TSS-Seedman's, Inc. v. Elota Realty Co.

OPINION OF THE COURT

Memorandum.

The order of the Appellate Division should be affirmed, with costs.

Plaintiff tenant and defendant landlord entered into two leases for separate parcels of real property. Each lease contained a notice of default and termination clause which stated, in part, that, in the event the tenant defaults in its payment of rent, the landlord "may give written notice to the Tenant”, specifying the default and stating that the lease shall expire and terminate on a prescribed date which must be at least five days after the giving of the notice. The clause further provided that "upon the date specified in such notice * * * this lease and the term hereby demised and all rights of the Tenant under this Lease shall expire and terminate”. As a result of separate disputes, plaintiff, in violation of the leases, withheld partial payment of its rents. The landlord, however, did not serve notices as required by the termination clauses. When negotiations between the parties failed, plaintiff commenced the instant actions to enjoin defendant from taking any steps to declare plaintiff in violation of the leases.
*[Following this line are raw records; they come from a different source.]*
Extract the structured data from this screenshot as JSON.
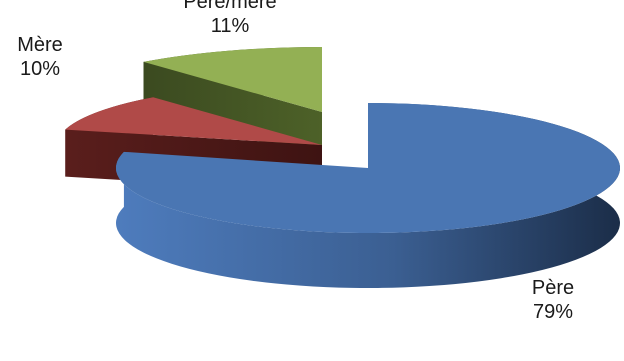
{
  "chart_data": {
    "type": "pie",
    "style": "3d-exploded",
    "categories": [
      "Père",
      "Mère",
      "Père/mère"
    ],
    "values": [
      79,
      10,
      11
    ],
    "labels": [
      {
        "category": "Père",
        "value_label": "79%"
      },
      {
        "category": "Mère",
        "value_label": "10%"
      },
      {
        "category": "Père/mère",
        "value_label": "11%"
      }
    ],
    "colors": {
      "Père": "#4a76b3",
      "Mère": "#b04a48",
      "Père/mère": "#93b054"
    },
    "legend": "none",
    "title": ""
  }
}
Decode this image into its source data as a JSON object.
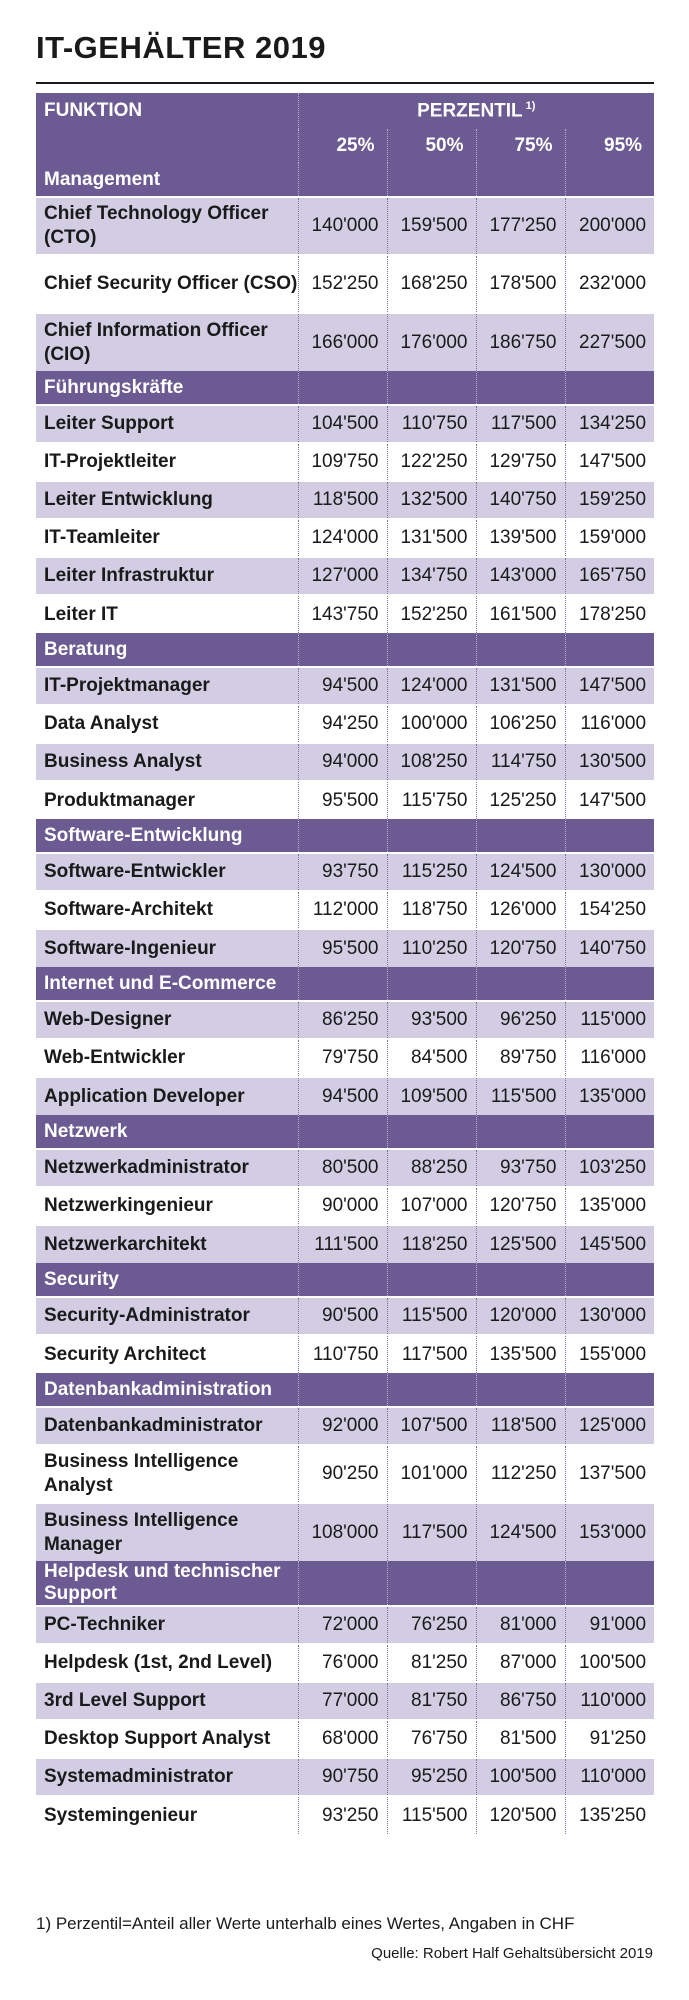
{
  "title": "IT-GEHÄLTER 2019",
  "header": {
    "function_label": "FUNKTION",
    "percentile_label": "PERZENTIL",
    "footnote_mark": "1)",
    "percentiles": [
      "25%",
      "50%",
      "75%",
      "95%"
    ]
  },
  "categories": [
    {
      "name": "Management",
      "rows": [
        {
          "function": "Chief Technology Officer (CTO)",
          "values": [
            "140'000",
            "159'500",
            "177'250",
            "200'000"
          ]
        },
        {
          "function": "Chief Security Officer (CSO)",
          "values": [
            "152'250",
            "168'250",
            "178'500",
            "232'000"
          ]
        },
        {
          "function": "Chief Information Officer (CIO)",
          "values": [
            "166'000",
            "176'000",
            "186'750",
            "227'500"
          ]
        }
      ]
    },
    {
      "name": "Führungskräfte",
      "rows": [
        {
          "function": "Leiter Support",
          "values": [
            "104'500",
            "110'750",
            "117'500",
            "134'250"
          ]
        },
        {
          "function": "IT-Projektleiter",
          "values": [
            "109'750",
            "122'250",
            "129'750",
            "147'500"
          ]
        },
        {
          "function": "Leiter Entwicklung",
          "values": [
            "118'500",
            "132'500",
            "140'750",
            "159'250"
          ]
        },
        {
          "function": "IT-Teamleiter",
          "values": [
            "124'000",
            "131'500",
            "139'500",
            "159'000"
          ]
        },
        {
          "function": "Leiter Infrastruktur",
          "values": [
            "127'000",
            "134'750",
            "143'000",
            "165'750"
          ]
        },
        {
          "function": "Leiter IT",
          "values": [
            "143'750",
            "152'250",
            "161'500",
            "178'250"
          ]
        }
      ]
    },
    {
      "name": "Beratung",
      "rows": [
        {
          "function": "IT-Projektmanager",
          "values": [
            "94'500",
            "124'000",
            "131'500",
            "147'500"
          ]
        },
        {
          "function": "Data Analyst",
          "values": [
            "94'250",
            "100'000",
            "106'250",
            "116'000"
          ]
        },
        {
          "function": "Business Analyst",
          "values": [
            "94'000",
            "108'250",
            "114'750",
            "130'500"
          ]
        },
        {
          "function": "Produktmanager",
          "values": [
            "95'500",
            "115'750",
            "125'250",
            "147'500"
          ]
        }
      ]
    },
    {
      "name": "Software-Entwicklung",
      "rows": [
        {
          "function": "Software-Entwickler",
          "values": [
            "93'750",
            "115'250",
            "124'500",
            "130'000"
          ]
        },
        {
          "function": "Software-Architekt",
          "values": [
            "112'000",
            "118'750",
            "126'000",
            "154'250"
          ]
        },
        {
          "function": "Software-Ingenieur",
          "values": [
            "95'500",
            "110'250",
            "120'750",
            "140'750"
          ]
        }
      ]
    },
    {
      "name": "Internet und E-Commerce",
      "rows": [
        {
          "function": "Web-Designer",
          "values": [
            "86'250",
            "93'500",
            "96'250",
            "115'000"
          ]
        },
        {
          "function": "Web-Entwickler",
          "values": [
            "79'750",
            "84'500",
            "89'750",
            "116'000"
          ]
        },
        {
          "function": "Application Developer",
          "values": [
            "94'500",
            "109'500",
            "115'500",
            "135'000"
          ]
        }
      ]
    },
    {
      "name": "Netzwerk",
      "rows": [
        {
          "function": "Netzwerkadministrator",
          "values": [
            "80'500",
            "88'250",
            "93'750",
            "103'250"
          ]
        },
        {
          "function": "Netzwerkingenieur",
          "values": [
            "90'000",
            "107'000",
            "120'750",
            "135'000"
          ]
        },
        {
          "function": "Netzwerkarchitekt",
          "values": [
            "111'500",
            "118'250",
            "125'500",
            "145'500"
          ]
        }
      ]
    },
    {
      "name": "Security",
      "rows": [
        {
          "function": "Security-Administrator",
          "values": [
            "90'500",
            "115'500",
            "120'000",
            "130'000"
          ]
        },
        {
          "function": "Security Architect",
          "values": [
            "110'750",
            "117'500",
            "135'500",
            "155'000"
          ]
        }
      ]
    },
    {
      "name": "Datenbankadministration",
      "rows": [
        {
          "function": "Datenbankadministrator",
          "values": [
            "92'000",
            "107'500",
            "118'500",
            "125'000"
          ]
        },
        {
          "function": "Business Intelligence Analyst",
          "values": [
            "90'250",
            "101'000",
            "112'250",
            "137'500"
          ]
        },
        {
          "function": "Business Intelligence Manager",
          "values": [
            "108'000",
            "117'500",
            "124'500",
            "153'000"
          ]
        }
      ]
    },
    {
      "name": "Helpdesk und technischer Support",
      "rows": [
        {
          "function": "PC-Techniker",
          "values": [
            "72'000",
            "76'250",
            "81'000",
            "91'000"
          ]
        },
        {
          "function": "Helpdesk (1st, 2nd Level)",
          "values": [
            "76'000",
            "81'250",
            "87'000",
            "100'500"
          ]
        },
        {
          "function": "3rd Level Support",
          "values": [
            "77'000",
            "81'750",
            "86'750",
            "110'000"
          ]
        },
        {
          "function": "Desktop Support Analyst",
          "values": [
            "68'000",
            "76'750",
            "81'500",
            "91'250"
          ]
        },
        {
          "function": "Systemadministrator",
          "values": [
            "90'750",
            "95'250",
            "100'500",
            "110'000"
          ]
        },
        {
          "function": "Systemingenieur",
          "values": [
            "93'250",
            "115'500",
            "120'500",
            "135'250"
          ]
        }
      ]
    }
  ],
  "footnote": "1) Perzentil=Anteil aller Werte unterhalb eines Wertes, Angaben in CHF",
  "source": "Quelle: Robert Half Gehaltsübersicht 2019"
}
While the actions were pending, plaintiff paid defendant all withheld rents. We conclude that defendant’s acceptance of the rental payments prior to serving the notices of default resulted in each lease remaining in full force and effect. Thus, the Appellate Division properly granted plaintiff’s motions for injunctions and denied defendant’s cross motions for summary judgment.
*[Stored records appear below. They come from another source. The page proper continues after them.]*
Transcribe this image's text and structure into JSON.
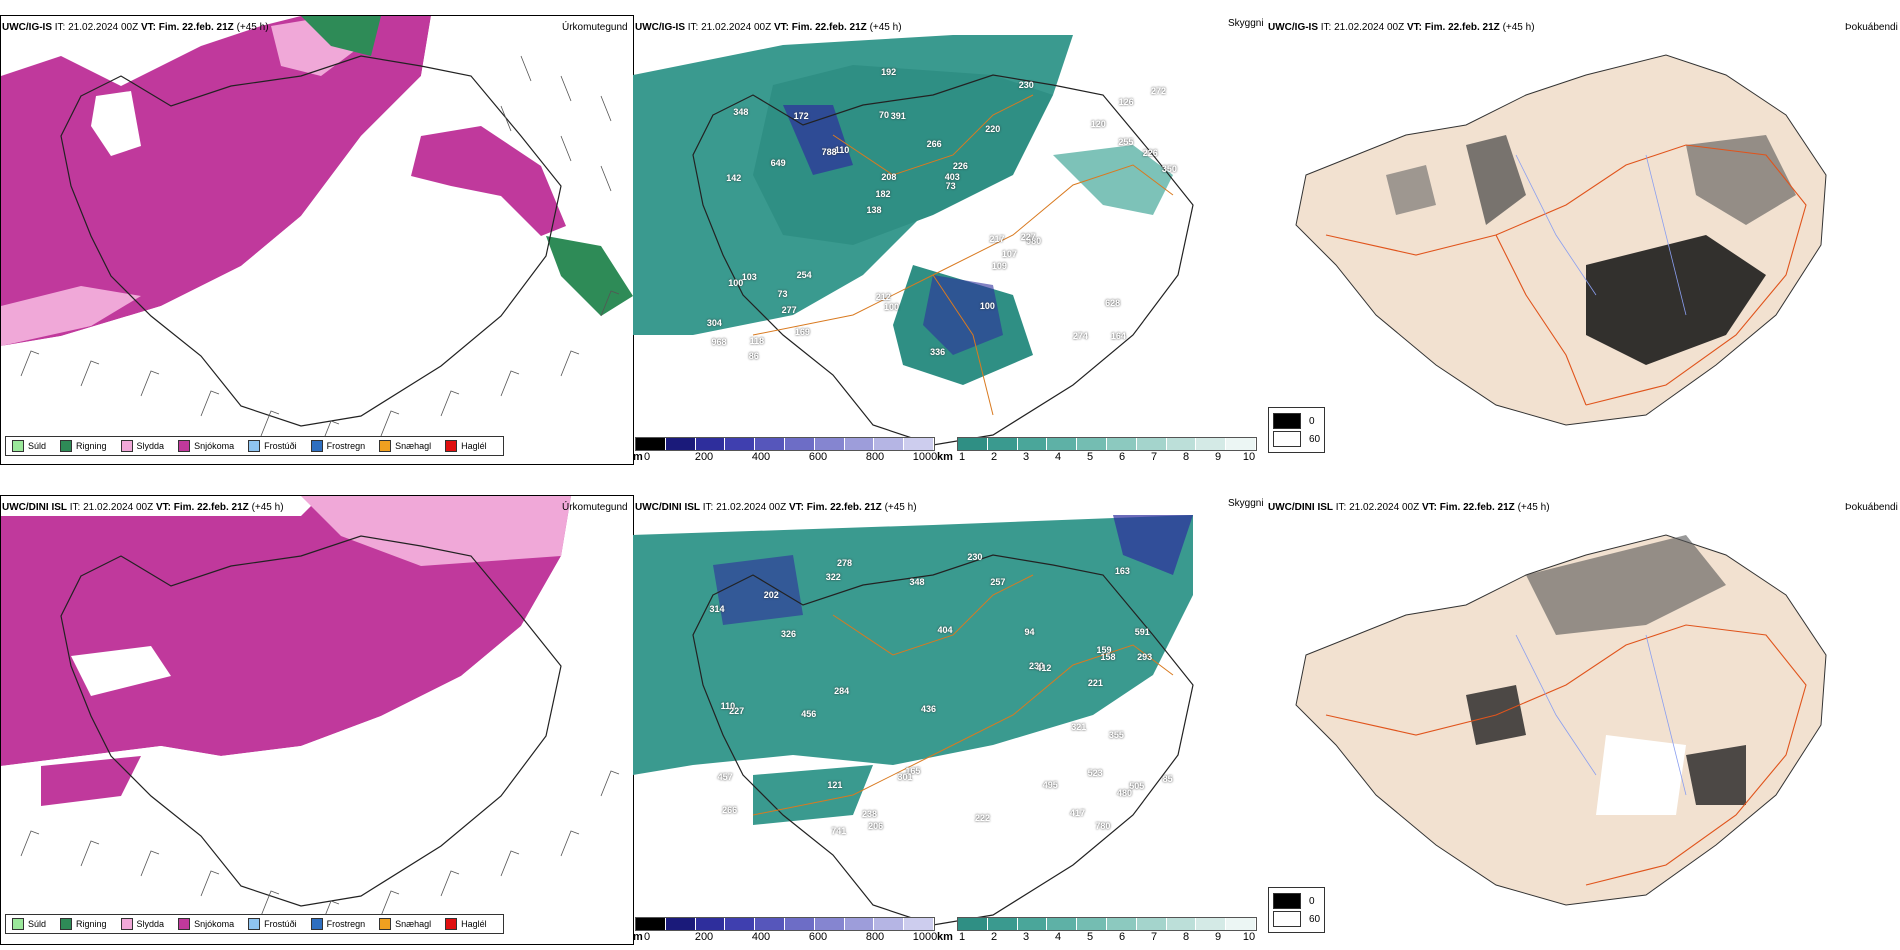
{
  "rows": [
    {
      "model": "UWC/IG-IS",
      "time_text": "IT: 21.02.2024 00Z",
      "vt_label": "VT: Fim. 22.feb. 21Z",
      "lead": "(+45 h)"
    },
    {
      "model": "UWC/DINI ISL",
      "time_text": "IT: 21.02.2024 00Z",
      "vt_label": "VT: Fim. 22.feb. 21Z",
      "lead": "(+45 h)"
    }
  ],
  "panel_titles": {
    "precip": "Úrkomutegund",
    "visibility": "Skyggni",
    "fog": "Þokuábendi"
  },
  "precip_legend": [
    {
      "label": "Súld",
      "color": "#9be89b"
    },
    {
      "label": "Rigning",
      "color": "#2e8b57"
    },
    {
      "label": "Slydda",
      "color": "#f0a8d8"
    },
    {
      "label": "Snjókoma",
      "color": "#c0399c"
    },
    {
      "label": "Frostúði",
      "color": "#8fc4f0"
    },
    {
      "label": "Frostregn",
      "color": "#2f6fc0"
    },
    {
      "label": "Snæhagl",
      "color": "#f0a020"
    },
    {
      "label": "Haglél",
      "color": "#e01010"
    }
  ],
  "vis_colorbar": {
    "m_unit": "m",
    "m_ticks": [
      "0",
      "200",
      "400",
      "600",
      "800",
      "1000"
    ],
    "km_unit": "km",
    "km_ticks": [
      "1",
      "2",
      "3",
      "4",
      "5",
      "6",
      "7",
      "8",
      "9",
      "10"
    ]
  },
  "fog_legend": [
    {
      "label": "0",
      "color": "#000000"
    },
    {
      "label": "60",
      "color": "#ffffff"
    }
  ],
  "vis_labels_top": [
    "164",
    "142",
    "126",
    "138",
    "220",
    "118",
    "70",
    "266",
    "103",
    "110",
    "304",
    "277",
    "391",
    "226",
    "980",
    "348",
    "192",
    "350",
    "217",
    "255",
    "182",
    "212",
    "208",
    "172",
    "230",
    "254",
    "274",
    "628",
    "227",
    "336",
    "788",
    "649",
    "109",
    "169",
    "226",
    "403",
    "968",
    "100",
    "73",
    "100",
    "120",
    "272",
    "107",
    "100",
    "73",
    "86"
  ],
  "vis_labels_bottom": [
    "523",
    "591",
    "505",
    "404",
    "266",
    "278",
    "159",
    "121",
    "163",
    "326",
    "293",
    "314",
    "221",
    "206",
    "457",
    "202",
    "480",
    "322",
    "165",
    "158",
    "110",
    "227",
    "222",
    "230",
    "238",
    "301",
    "230",
    "257",
    "94",
    "85",
    "456",
    "495",
    "741",
    "436",
    "355",
    "417",
    "412",
    "348",
    "780",
    "284",
    "321"
  ]
}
The termination clauses in the leases were conditional limitations. As such they provided that if a notice of default were sent, the leases would automatically expire on the happening of a specified contingency, the arrival of the termination date fixed in the notice (see, Perrotta v Western Regional Off-Track Betting Corp., 98 AD2d 1, 5; 2 Rasch, New York Landlord and Tenant §§ 23:29, 23:30 [3d ed]; 14 Carmody-Wait *10272d, NY Prac § 90:15). Under the particular clauses here, it is not the tenant’s conduct which, at the option of the lessor, operates on the lease to effect its termination as in some termination clauses (see, Perrotta v Western Regional OffTrack Betting Corp., supra, at 5). Rather, it is by the passage of time — the period of time specified in the termination notice —that the lease automatically comes to an end; without service of a notice specifying the date of expiration of the lease there can be no termination and the lease remains in effect (see, 2 Rasch, New York Landlord and Tenant § 23:29 [3d ed]). It is undisputed that defendant accepted all withheld rent prior to service of the termination notices and thus the rental delinquencies were remedied. Since the notices were sent at a later time when there were no outstanding rental defaults to which the notices could apply, they were ineffective.

We reject defendant’s contention that the notices were effective because the withheld rents were paid pursuant to a stipulation made before the motion court under which the parties reserved the rights being asserted in their respective motions. These reserved contentions related to the different issue being addressed by the parties — i.e., whether the tenant had been vested with an implied right to cure its defaults because of the past conduct of the parties and was, therefore, entitled to a Yellowstone injunction during which it could effect a cure (see, First Natl. Stores v Yellowstone Shopping Center, 21 NY2d 630). As noted, defendant’s acceptance of the rent resulted in the leases remaining in effect and removed any ground for implementing the conditional limitations by service of termination notices. The contested issue pertaining to the right to cure was thus rendered academic.

Finally, we reject defendant’s contention that, because the leases contained "nonwaiver” clauses, acceptance of the withheld rents did not prevent it from terminating the leases. Under the circumstances present here, acceptance of the rent waived the default.